When I got back into the op-box with another reel of Arctic hokum a surprise jolted me; a real, live non-celluloid chick was standing at the running projector, gaping at it with such an awed expression you would’ve thought it was an example of newly-minted technology instead of a crap bundle of light and sprockets. She’d the face of an angel – one of the fallen variety. I figured her to be in the 22/25 bracket though sans underpinning she might overflow 25. Her pancake fakeup had been trowled on so thickly it made Dusty Springfield’s lavishness in the same area look positively nunnish. You could almost feel the draught from her sooty eyelashes, a startling contrast to her bottle blonde hair which, stiff with lacquer, looked as if its beehive style had been lowered onto her head by crane and welded into place. A blue nylon coat overall was half-buttoned over her red woollen nearly-dress and she wore sandals of the same colour. Her lips which I’ve deliberately left until last (just as women do when they’re chucking on their warpaint) were fascinatingly repellent, corpse-white, of course, in deference to the anti-natural look which the face-graffiti gurus were telling daft wee lassies was absolutely de rigueur this season. De-whut? Never you mind about that, hen, just splodge it on. D’you maybe want a shot of my grease-gun?

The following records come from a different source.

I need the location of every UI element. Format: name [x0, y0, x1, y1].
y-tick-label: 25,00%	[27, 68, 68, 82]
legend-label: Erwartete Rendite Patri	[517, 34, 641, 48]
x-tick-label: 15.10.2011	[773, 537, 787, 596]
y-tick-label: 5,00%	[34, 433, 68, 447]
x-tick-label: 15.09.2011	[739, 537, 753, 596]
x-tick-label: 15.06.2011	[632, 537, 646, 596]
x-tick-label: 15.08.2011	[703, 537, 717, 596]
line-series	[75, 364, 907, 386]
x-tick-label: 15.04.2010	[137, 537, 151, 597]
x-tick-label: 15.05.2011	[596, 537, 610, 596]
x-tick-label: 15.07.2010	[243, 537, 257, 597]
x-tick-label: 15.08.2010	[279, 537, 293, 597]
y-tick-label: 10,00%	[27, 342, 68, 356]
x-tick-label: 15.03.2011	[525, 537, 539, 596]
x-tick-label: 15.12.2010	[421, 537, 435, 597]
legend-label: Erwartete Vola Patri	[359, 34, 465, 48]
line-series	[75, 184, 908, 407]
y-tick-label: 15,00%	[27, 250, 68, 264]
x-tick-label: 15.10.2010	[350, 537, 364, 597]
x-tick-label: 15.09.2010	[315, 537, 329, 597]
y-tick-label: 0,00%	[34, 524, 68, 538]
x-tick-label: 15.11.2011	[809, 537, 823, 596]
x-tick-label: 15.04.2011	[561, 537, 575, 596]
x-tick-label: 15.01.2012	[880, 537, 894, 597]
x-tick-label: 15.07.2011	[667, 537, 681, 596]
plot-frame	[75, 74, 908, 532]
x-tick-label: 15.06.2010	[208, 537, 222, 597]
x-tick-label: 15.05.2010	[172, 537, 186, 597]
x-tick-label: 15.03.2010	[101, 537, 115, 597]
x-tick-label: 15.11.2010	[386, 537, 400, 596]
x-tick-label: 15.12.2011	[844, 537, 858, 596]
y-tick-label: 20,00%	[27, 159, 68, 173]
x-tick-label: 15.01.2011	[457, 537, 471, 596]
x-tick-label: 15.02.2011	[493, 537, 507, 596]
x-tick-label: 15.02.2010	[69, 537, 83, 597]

As the door thumped shut behind me her glance darted in my direction. Because of the layers of cosmetic gunk it was hard to figure what initial impact I was having on her
but I took the fluttering eyelids to be a favourable sign. ‘Hullo,’ she said, and her voice had a nice warm core to it, ‘I was just having a look.’
‘Be my guest.’ I presented my face in profile. ‘They tell me this is my best side.’
She smiled. ‘No I meant . . .’ She hesitated. ‘I’ve never been in a projection booth before.’
‘Projection booth, eh?’ I loaded the reel into its spoolbox then hurried around to the running machine and tightened the gap between the carbons – night suddenly becoming day would baffle the few patrons who might still be down there. I tried without success to sharpen the focus on an Eskimo who was gnawing at something – a seal’s asshole, maybe.
‘It’s smaller’n I expected,’ she said, an observation which MacDougall had been on the point of responding to when I cut in with: ‘Aye, it’s as tight as a herring’s face,’ which was one of Da Clay’s daft expressions, one that always made me chuckle – God knows why. It seemed to have the same effect on the dolly-bird for her smile blossomed into a silky sort of laugh, a sound to treasure as the monitor continued to spit out gelid chunks of Eskimoese.
I returned to the static machine and began to lace the film leader through the machine’s sprockets. She watched as I made the necessary loops. Jeezuz – that dress of hers! ‘I just thought I’d come up for a wee peep,’ she explained. ‘Couldn’t believe it when I found the place running itself.’
Squinting into the gate I ran some film through the projector. As I swung the lens down into position I nodded in the direction of the snoring Cullen. ‘You’ll have met twinkletoes?’